Layton, by definition and deed, was a pugnacious champion of the little guy, the underdog. He was an unabashed populist and, as such, even in death, his politics must be looked at with a wary eye.

But cynicism aside, he lived and embodied that young woman's idea, along with this saying of his NDP predecessor Tommy Douglas, which Layton included in all his emails:

"Courage my friends, 'tis never too late to build a better world."

The NDP leader took Douglas at his word. Just four months before his death, he was carrying his party through arguably the most important federal election in the history of the NDP.

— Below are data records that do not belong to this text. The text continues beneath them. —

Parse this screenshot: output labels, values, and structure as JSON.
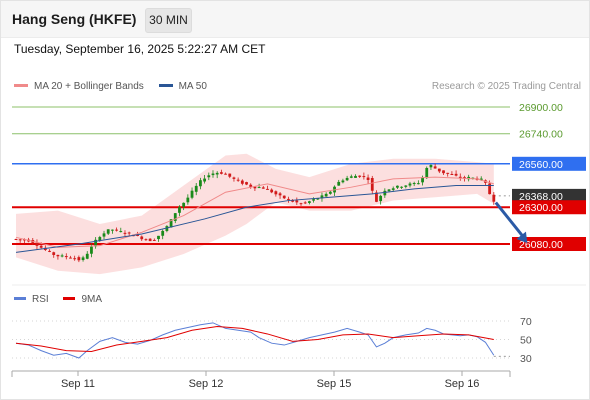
{
  "header": {
    "title": "Hang Seng (HKFE)",
    "timeframe": "30 MIN"
  },
  "datetime": "Tuesday, September 16, 2025 5:22:27 AM CET",
  "legend": {
    "items": [
      {
        "label": "MA 20 + Bollinger Bands",
        "color": "#f08a8a"
      },
      {
        "label": "MA 50",
        "color": "#2a5696"
      }
    ],
    "research": "Research © 2025 Trading Central"
  },
  "rsi_legend": {
    "items": [
      {
        "label": "RSI",
        "color": "#5b7fd6"
      },
      {
        "label": "9MA",
        "color": "#e00000"
      }
    ]
  },
  "colors": {
    "up": "#1a8a1a",
    "down": "#d11a1a",
    "support": "#e00000",
    "pivot": "#2f6ff0",
    "resistance": "#8cc06a",
    "current": "#333333",
    "band": "#fbd9d9",
    "ma20": "#f08a8a",
    "ma50": "#2a5696"
  },
  "chart_data": [
    {
      "type": "candlestick",
      "ylim": [
        25860,
        27000
      ],
      "x_ticks": [
        "Sep 11",
        "Sep 12",
        "Sep 15",
        "Sep 16"
      ],
      "levels": [
        {
          "value": 26900,
          "label": "26900.00",
          "kind": "resistance"
        },
        {
          "value": 26740,
          "label": "26740.00",
          "kind": "resistance"
        },
        {
          "value": 26560,
          "label": "26560.00",
          "kind": "pivot"
        },
        {
          "value": 26368,
          "label": "26368.00",
          "kind": "current"
        },
        {
          "value": 26300,
          "label": "26300.00",
          "kind": "support"
        },
        {
          "value": 26080,
          "label": "26080.00",
          "kind": "support"
        }
      ],
      "price_path": [
        [
          0,
          26110
        ],
        [
          4,
          26100
        ],
        [
          7,
          26050
        ],
        [
          10,
          26010
        ],
        [
          14,
          26000
        ],
        [
          16,
          25980
        ],
        [
          18,
          26040
        ],
        [
          20,
          26120
        ],
        [
          23,
          26170
        ],
        [
          26,
          26150
        ],
        [
          29,
          26130
        ],
        [
          31,
          26110
        ],
        [
          33,
          26100
        ],
        [
          35,
          26140
        ],
        [
          37,
          26200
        ],
        [
          39,
          26290
        ],
        [
          41,
          26340
        ],
        [
          43,
          26410
        ],
        [
          45,
          26470
        ],
        [
          47,
          26500
        ],
        [
          49,
          26510
        ],
        [
          51,
          26490
        ],
        [
          53,
          26460
        ],
        [
          55,
          26440
        ],
        [
          57,
          26420
        ],
        [
          59,
          26420
        ],
        [
          61,
          26400
        ],
        [
          63,
          26370
        ],
        [
          65,
          26350
        ],
        [
          67,
          26330
        ],
        [
          69,
          26320
        ],
        [
          71,
          26340
        ],
        [
          73,
          26360
        ],
        [
          75,
          26380
        ],
        [
          77,
          26440
        ],
        [
          78,
          26460
        ],
        [
          80,
          26480
        ],
        [
          82,
          26490
        ],
        [
          84,
          26480
        ],
        [
          85,
          26460
        ],
        [
          86,
          26330
        ],
        [
          87,
          26340
        ],
        [
          88,
          26400
        ],
        [
          91,
          26420
        ],
        [
          93,
          26430
        ],
        [
          95,
          26440
        ],
        [
          97,
          26450
        ],
        [
          98,
          26510
        ],
        [
          99,
          26560
        ],
        [
          100,
          26540
        ],
        [
          102,
          26510
        ],
        [
          105,
          26490
        ],
        [
          107,
          26470
        ],
        [
          109,
          26480
        ],
        [
          110,
          26470
        ],
        [
          111,
          26470
        ],
        [
          112,
          26460
        ],
        [
          113,
          26420
        ],
        [
          114,
          26340
        ]
      ],
      "ma20": [
        [
          0,
          26120
        ],
        [
          10,
          26060
        ],
        [
          20,
          26070
        ],
        [
          30,
          26150
        ],
        [
          40,
          26250
        ],
        [
          50,
          26390
        ],
        [
          60,
          26440
        ],
        [
          70,
          26380
        ],
        [
          80,
          26420
        ],
        [
          90,
          26470
        ],
        [
          100,
          26480
        ],
        [
          110,
          26470
        ],
        [
          114,
          26440
        ]
      ],
      "ma50": [
        [
          0,
          26030
        ],
        [
          15,
          26080
        ],
        [
          30,
          26140
        ],
        [
          45,
          26230
        ],
        [
          55,
          26300
        ],
        [
          65,
          26340
        ],
        [
          75,
          26360
        ],
        [
          85,
          26380
        ],
        [
          95,
          26410
        ],
        [
          105,
          26430
        ],
        [
          114,
          26430
        ]
      ],
      "bands": [
        {
          "x": 0,
          "upper": 26260,
          "lower": 26000
        },
        {
          "x": 10,
          "upper": 26280,
          "lower": 25920
        },
        {
          "x": 20,
          "upper": 26200,
          "lower": 25900
        },
        {
          "x": 30,
          "upper": 26250,
          "lower": 25940
        },
        {
          "x": 40,
          "upper": 26430,
          "lower": 26020
        },
        {
          "x": 50,
          "upper": 26610,
          "lower": 26130
        },
        {
          "x": 55,
          "upper": 26620,
          "lower": 26200
        },
        {
          "x": 62,
          "upper": 26530,
          "lower": 26330
        },
        {
          "x": 70,
          "upper": 26480,
          "lower": 26280
        },
        {
          "x": 80,
          "upper": 26560,
          "lower": 26280
        },
        {
          "x": 90,
          "upper": 26590,
          "lower": 26340
        },
        {
          "x": 100,
          "upper": 26590,
          "lower": 26360
        },
        {
          "x": 110,
          "upper": 26570,
          "lower": 26380
        },
        {
          "x": 114,
          "upper": 26560,
          "lower": 26320
        }
      ],
      "projection": {
        "from": [
          114,
          26340
        ],
        "to": [
          122,
          26085
        ]
      }
    },
    {
      "type": "line",
      "ylim": [
        20,
        80
      ],
      "y_ticks": [
        70,
        50,
        30
      ],
      "series": [
        {
          "name": "RSI",
          "values": [
            [
              0,
              46
            ],
            [
              3,
              44
            ],
            [
              6,
              38
            ],
            [
              9,
              33
            ],
            [
              12,
              35
            ],
            [
              15,
              30
            ],
            [
              17,
              38
            ],
            [
              20,
              48
            ],
            [
              23,
              52
            ],
            [
              26,
              47
            ],
            [
              29,
              45
            ],
            [
              32,
              49
            ],
            [
              35,
              55
            ],
            [
              38,
              60
            ],
            [
              41,
              63
            ],
            [
              44,
              66
            ],
            [
              47,
              68
            ],
            [
              50,
              62
            ],
            [
              53,
              60
            ],
            [
              56,
              58
            ],
            [
              58,
              52
            ],
            [
              61,
              46
            ],
            [
              64,
              44
            ],
            [
              67,
              48
            ],
            [
              70,
              52
            ],
            [
              73,
              55
            ],
            [
              76,
              58
            ],
            [
              79,
              62
            ],
            [
              82,
              58
            ],
            [
              84,
              55
            ],
            [
              86,
              42
            ],
            [
              88,
              46
            ],
            [
              90,
              52
            ],
            [
              93,
              55
            ],
            [
              96,
              57
            ],
            [
              98,
              62
            ],
            [
              100,
              60
            ],
            [
              102,
              56
            ],
            [
              104,
              55
            ],
            [
              106,
              54
            ],
            [
              108,
              55
            ],
            [
              110,
              53
            ],
            [
              112,
              47
            ],
            [
              114,
              33
            ]
          ]
        },
        {
          "name": "9MA",
          "values": [
            [
              0,
              46
            ],
            [
              6,
              43
            ],
            [
              12,
              38
            ],
            [
              18,
              37
            ],
            [
              24,
              44
            ],
            [
              30,
              48
            ],
            [
              36,
              52
            ],
            [
              42,
              60
            ],
            [
              48,
              64
            ],
            [
              54,
              62
            ],
            [
              60,
              56
            ],
            [
              66,
              48
            ],
            [
              72,
              50
            ],
            [
              78,
              55
            ],
            [
              84,
              56
            ],
            [
              90,
              52
            ],
            [
              96,
              54
            ],
            [
              102,
              56
            ],
            [
              108,
              55
            ],
            [
              114,
              50
            ]
          ]
        }
      ]
    }
  ]
}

His famed moustache bobbed up so much across the country the only place it didn't appear, ironically, was the one place everyone thought it belonged: a spot marked by three consecutive Xs. And to the Hall of Fame facial tuft he added his now signature cane, which he waved like a man who had learned to walk again and used to electrify voters across the nation.

Before May 2, only two parties, the Liberals and the Conservatives, realistically held a chance of forming government. The day after, Canadians awoke to a country Jack Layton had fundamentally changed as the NDP elected 103 MPs, the most for the party in half a century, and vaulted past the moribund Liberals into Official Opposition status.

The effort probably helped kill him, but if Jack Layton didn't build a better a world this past year he no doubt laid a foundation for a profoundly altered Canada.

And perhaps his most intriguing legacy are the unlikely corps of MPs, in their late teens and early 20s, who never dreamed of winning at the polls but are now full-fledged lawmakers by virtue of Layton's charisma.

They face a daunting struggle ahead, not least a governing Conservative Party that probably views them as a veal-cutlet buffet. But Layton's death, according to the Canadian Press, has forced many of them to embrace their roles with as much diligence as idealism.

Good luck to them.

And regardless, their very existence, like Layton's life, offers a rebuke to those who trade in the second guesses of the status quo, ambivalence and conventional wisdom. It's a rebuke that's been getting louder lately and, in the most unlikely places, from Tunisia to Libya to Egypt and Syria.

It's a rebuke that's among Layton's final words to Canadians: "Don't let them tell you it can't be done."

So thank you Jack. Thank you for talking about tomorrows and different days.

Thank you for reminding us that, as small as we all are, there is so much we can change.